We will argue that Kilov and Hendy’s results with respect to logical modality do not necessarily entail the conclusion that philosophers are not modal experts with respect to metaphysical modality. Kilov and Hendy’s results assess (deficiencies in) purported modal expertise only partially, as they are relevant merely for identifying modal truths and justifying modal beliefs by way of deductive reasoning. We aim to argue there is both more and less to modal expertise than Kilov and Hendy assume. There is more in the sense that there are other abilities and types of knowledge that are required for modal expertise, such as analogical and similarity reasoning, knowledge and justification of modal principles, justifying theories that explain modal knowledge, and clarifying various types of concepts involved in modal judgement. There is also less, in the sense that the inferences we employ in order to derive modal truths are usually less complex than the ones that are evaluated in Kilov and Hendy’s approach.
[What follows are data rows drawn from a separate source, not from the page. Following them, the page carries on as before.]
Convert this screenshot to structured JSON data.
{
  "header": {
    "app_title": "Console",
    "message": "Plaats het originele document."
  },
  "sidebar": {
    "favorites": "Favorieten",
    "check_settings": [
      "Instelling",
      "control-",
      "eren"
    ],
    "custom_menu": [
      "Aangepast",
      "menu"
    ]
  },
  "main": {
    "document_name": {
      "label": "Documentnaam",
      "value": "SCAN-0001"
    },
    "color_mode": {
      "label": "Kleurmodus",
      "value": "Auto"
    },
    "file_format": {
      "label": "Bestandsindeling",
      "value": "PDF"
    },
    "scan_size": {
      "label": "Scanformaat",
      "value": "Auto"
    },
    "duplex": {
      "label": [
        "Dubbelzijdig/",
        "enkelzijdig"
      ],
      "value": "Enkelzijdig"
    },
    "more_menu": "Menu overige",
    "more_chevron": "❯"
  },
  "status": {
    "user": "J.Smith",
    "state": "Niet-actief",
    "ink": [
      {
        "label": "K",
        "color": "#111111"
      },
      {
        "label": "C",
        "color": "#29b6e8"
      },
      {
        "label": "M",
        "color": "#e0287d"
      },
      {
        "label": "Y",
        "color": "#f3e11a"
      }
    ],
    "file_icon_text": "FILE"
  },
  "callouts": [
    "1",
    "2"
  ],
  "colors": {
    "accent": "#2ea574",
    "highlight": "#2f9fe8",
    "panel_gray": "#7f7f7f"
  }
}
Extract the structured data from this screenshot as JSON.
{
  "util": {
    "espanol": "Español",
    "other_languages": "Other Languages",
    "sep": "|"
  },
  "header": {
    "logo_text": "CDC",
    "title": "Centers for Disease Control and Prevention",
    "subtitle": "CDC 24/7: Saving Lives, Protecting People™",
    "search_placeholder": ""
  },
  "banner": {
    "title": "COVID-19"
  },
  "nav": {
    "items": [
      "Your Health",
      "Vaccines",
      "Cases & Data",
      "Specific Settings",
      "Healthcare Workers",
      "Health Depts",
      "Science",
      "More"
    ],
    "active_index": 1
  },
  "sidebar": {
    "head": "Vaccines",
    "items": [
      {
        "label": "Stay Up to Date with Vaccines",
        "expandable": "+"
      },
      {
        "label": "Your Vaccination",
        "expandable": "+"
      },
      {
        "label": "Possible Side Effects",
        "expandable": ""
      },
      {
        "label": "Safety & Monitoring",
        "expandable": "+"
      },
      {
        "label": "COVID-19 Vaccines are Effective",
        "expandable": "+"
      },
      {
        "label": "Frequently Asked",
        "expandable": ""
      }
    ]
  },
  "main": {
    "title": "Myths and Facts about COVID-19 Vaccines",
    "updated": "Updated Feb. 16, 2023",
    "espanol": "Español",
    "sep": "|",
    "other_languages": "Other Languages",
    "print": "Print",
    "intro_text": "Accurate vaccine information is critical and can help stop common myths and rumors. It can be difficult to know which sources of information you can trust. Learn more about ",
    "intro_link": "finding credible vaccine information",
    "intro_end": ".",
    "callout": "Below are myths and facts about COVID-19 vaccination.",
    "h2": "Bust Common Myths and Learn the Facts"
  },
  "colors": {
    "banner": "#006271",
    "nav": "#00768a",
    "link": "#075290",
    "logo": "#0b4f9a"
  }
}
Our reply is inspired by the extant literature on expertise, especially moral expertise, in which more permissive constraints are associated to the skill that an epistemic expert must display, that is, experts are not required to be right concerning the truth of statements pertaining to their field of expertise. What experts must do is provide stronger justification for their claims, when compared to non-experts. Moreover, Kilov and Hendy’s experiments ignore the subjects’ capacity to resist informal fallacies, which may be a critical thinking skill just as crucial for modal thinking as our ability to handle (modal) deductions.


January 26 

João Miranda (University of Lisbon)


Contrastivism, Scepticism and Higher-Order Knowledge

Abstract

Contrastivism about knowledge is the claim that knowledge is relative to a question: to know that p is to know that p rather than q, where q stands for the alternative answers to the relevant question. Schaffer (2004; 2007) has argued that one of the benefits of contrastivism is that it offers an explanation of why sceptical arguments relying on a closure principle for knowledge fail that retains the knowledge obtained through ordinary cases of competent deduction. Following Kvanvig (2007), I'll argue that, by itself, contrastivism can offer no such explanation: if the proposed explanation rules out sceptical cases, it also rules out cases of competent deduction. I'll suggest that the intended result can be recovered if contrastivism about knowledge is paired with a topic-sensitive account of belief and concepts (Yalcin, 2018). I'll conclude by exploring the relation between this hybrid account and two principles of higher-order knowledge: positive introspection and reflexive luminosity.